DAPFAM

A Domain‑Aware Patent Retrieval Dataset Aggregated at the Family Level

Textscc-by-nc-sa-4.0Introduced 2025-06-27

Dataset DAPFAM

See the accompanying paper: Ayaou et al., 2025 — “DAPFAM: A Domain‑Aware Patent Retrieval Dataset Aggregated at the Family Level” (arXiv:2506.22141).

Summary

DAPFAM provides 1 247 balanced query patent families and 45 336 target families with forward/backward‑citation relevance labels (≈ 50 K pairs).
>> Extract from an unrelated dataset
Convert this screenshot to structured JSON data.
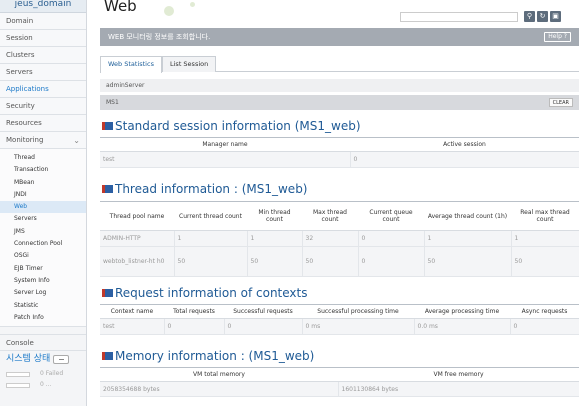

Each relevant link is explicitly marked in‑domain or out‑of‑domain according to IPC 3‑char overlap, enabling rigorous cross‑domain evaluation.

  • Full text (title · abstract · claims · description) plus rich metadata for every family.
  • Multi‑jurisdictional, English‑only text (families may originate in US, JP, EP, CN, …).
  • Parquet qrel file: qrels_all.parquet.

Dataset Structure

corpus.parquet   # 45 336 rows, targets – every original column from the paper
queries.parquet  # 1 247 rows,   queries – same columns + abstract_keywords
qrels_all.parquet  # (all | in | out) four‑column tables → query_id · relevant_id · relevance_score · domain_rel

Citation

@misc{ayaou2025dapfam,
    title={DAPFAM: A Domain-Aware Patent Retrieval Dataset Aggregated at the Family Level},
    author={Iliass Ayaou and Denis Cavallucci and Hicham Chibane},
    year={2025},
    eprint={2506.22141},
    archivePrefix={arXiv},
    primaryClass={cs.CL}
}

Quick Stats

  • Queries: 1,247
  • Corpus (targets): 45,336
  • Qrels (all): 49,869
  • Qrels (in): 19,736
  • Qrels (out): 5,193